"The drugs don't work/They just make you worse." The Verve's anthem of the late twentieth century feels more and more applicable to the markets of the twenty-first. Here the drugs are ultra-low interest rates, even negative rates, coupled with asset purchasing. It is only fair to say they provided an initial fillip to the patient, by boosting asset values and encouraging lending, but the longer-term effect has been to threaten the profitability of Europe's major lenders, not to mention inflate the cost of employers' pension obligations.
It remains to be seen whether the Bank of England will cut its base rate below zero, following its counterparts at the European Central Bank. But the Royal Bank of Scotland (RBS) has contacted 1.3m of its commercial customers to inform them that it could, in that event, decide to charge interests on credit balances.
As we presaged in our cover feature 'Surviving Sell-Offs' (3 March 2016, pages 22-31), central banks' decisions to keep monetary policy loose, or loosen it further, has the effect of flattening the yield curve for government gilts, reducing the gap between longer and shorter-term debt.

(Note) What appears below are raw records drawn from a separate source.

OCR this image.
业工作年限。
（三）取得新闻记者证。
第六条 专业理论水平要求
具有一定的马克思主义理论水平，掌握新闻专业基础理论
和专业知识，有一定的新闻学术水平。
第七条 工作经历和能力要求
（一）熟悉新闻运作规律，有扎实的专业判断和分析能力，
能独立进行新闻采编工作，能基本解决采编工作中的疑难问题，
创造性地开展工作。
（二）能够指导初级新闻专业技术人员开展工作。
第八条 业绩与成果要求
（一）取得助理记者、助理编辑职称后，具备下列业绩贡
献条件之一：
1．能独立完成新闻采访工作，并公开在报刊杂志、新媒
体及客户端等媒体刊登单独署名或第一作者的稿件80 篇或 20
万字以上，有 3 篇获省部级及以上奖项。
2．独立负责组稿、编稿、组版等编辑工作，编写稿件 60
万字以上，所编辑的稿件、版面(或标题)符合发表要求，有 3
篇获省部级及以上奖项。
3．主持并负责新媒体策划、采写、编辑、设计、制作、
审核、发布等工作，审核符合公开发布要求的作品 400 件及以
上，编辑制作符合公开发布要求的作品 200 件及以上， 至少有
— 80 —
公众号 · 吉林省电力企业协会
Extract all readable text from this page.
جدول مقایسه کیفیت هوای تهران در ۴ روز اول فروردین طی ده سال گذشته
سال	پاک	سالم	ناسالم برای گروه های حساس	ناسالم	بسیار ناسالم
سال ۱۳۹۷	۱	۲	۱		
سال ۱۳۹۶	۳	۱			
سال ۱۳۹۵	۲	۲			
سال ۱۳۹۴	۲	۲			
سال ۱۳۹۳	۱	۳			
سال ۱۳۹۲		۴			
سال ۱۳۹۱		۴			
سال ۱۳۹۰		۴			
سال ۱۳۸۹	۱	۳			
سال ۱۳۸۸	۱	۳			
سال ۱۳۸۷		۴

This hurts banks which borrow short and lend long, by tightening the net interest margin that can be made. In the event that central banks charge lenders to hold on to their money, those banks either take the risk of passing that cost on to the customer, or accept a hit to that core retail banking measure.
This is not an immediate or comprehensive effect: tracker mortgages maintain their margin, and fixed-rate mortgages do what they say on the tin, but as these loans mature and as house owners overpay their current loans (so-called 'prepayment risk'), the funding challenge is revealed. A flatter yield curve also makes it more difficult for banks to make profits by playing the yield curve via their treasury departments.
But this squeeze is not the whole story, argue economists at the ECB. They have calculated that the harm done by negative rates to the net interest margin is more than offset by capital gains, meaning the higher value of the debt assets held by lenders, and the improved credit quality resulting from the lower interest rates. The dealer is high on the supply, but then of course so is the customer, so as long as the party keeps going, everything will be fine.
If the banking patient is deteriorating, the insurance patient has not escaped unharmed. Low rates have suppressed the fixed income available to insurers from the assets they are forced to buy, but this is certainly an industry where the pricing is passed straight on to the customer, with low yields meaning pathetic annuity income. For company pension schemes that guarantee a level of income in retirement, it is even worse: lower for longer interest rates feed through to higher for longer liabilities. A senior actuary at Willis Towers Watson's Frankfurt office has called it a "slow poisoning" of the pensions industry. Expect pressure on companies to pay more into their pension funds, at a time when they can ill-afford to do so.
These things together weakened Germany's Commerzbank in the six months to June. Fuller figures will be out in the next few days, but preliminary data showed weaker profits and a decline in the capital ratio, as a result of higher pension liabilities and industry-wide tweaks to the calculation of risky assets.
Over the next week we will measure the Brexit and low-rate pain for the major lenders at home. But keep in mind the time period reflected. TSB, now owned by Spanish lender Banco de Sabadell (ES:SAB), doubled its adjusted profits in the six months to June 2016, as it grew its share of new accounts while posting an impressive net interest margin of 3.3 per cent. But boss Paul Pester has cautioned on the future impact of lower-for-longer rates on its profitability: unsurprising, given its huge deposit base. For the moment, the patient will be kept on the drip.